もちろんただ Java のことだけを言うのではなくて、要するに(Azure に代表される)Microsoft のプラットフォームで Java が使えるよ、使ってよ、ということなのですが、本気で使ってよ、と言っていくんだな、というか……。
てらださんのことに限らずそう思うのですが、Microsoft が面白くなってきている、というのは最近色々なところで感じます。
これからのご活躍が楽しみです!
懇親会
JJUG CCC への参加は去年の秋から 1 回(春)飛ばして通算 2 度目ですが、初めて最後の懇親会まで参加しました。
JavaOne で多少知り合いもできたので、少しはとっかかりもあるかな……と思って。
結果としてきしださんや、(結局 JavaOne 期間中にはお話できなかった)GS の伊藤さんにご挨拶できて一安心。
初対面の方とも何人かお話できました。
とはいえ、やっぱりなかなかとっかかりが見つけにくいところもあるので、登壇者の方に話しかけてみるか、自分が登壇することを目指すか、していくと広がりやすいだろうな……とも思ったりします。
LT 大会も楽しいものですね。
列が全然途切れなくてすげえな、と思います。通算 20 人以上は発表されていたのではないでしょうか。

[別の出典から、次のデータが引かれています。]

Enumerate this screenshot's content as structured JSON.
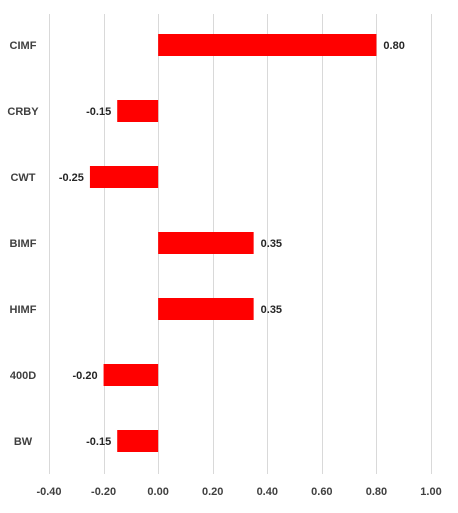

会話の種にもなるし、次回はなんかネタを考えて出たい……。
おわりに
そんなこんなで初フル参加の JJUG CCC は前回以上に充実した一日となりました。
ネタがたっぷり集まったので、ここからひとつガシガシリサーチ&アウトプットしていきたい所存です。
あ、最後になってしまいましたが、タイムキープや多数の参加者の誘導、懇親会まで見事な運営だったと思います。
JJUG 運営メンバーの皆さま、並びにスポンサー各社の皆さまほんとうにありがとうございました。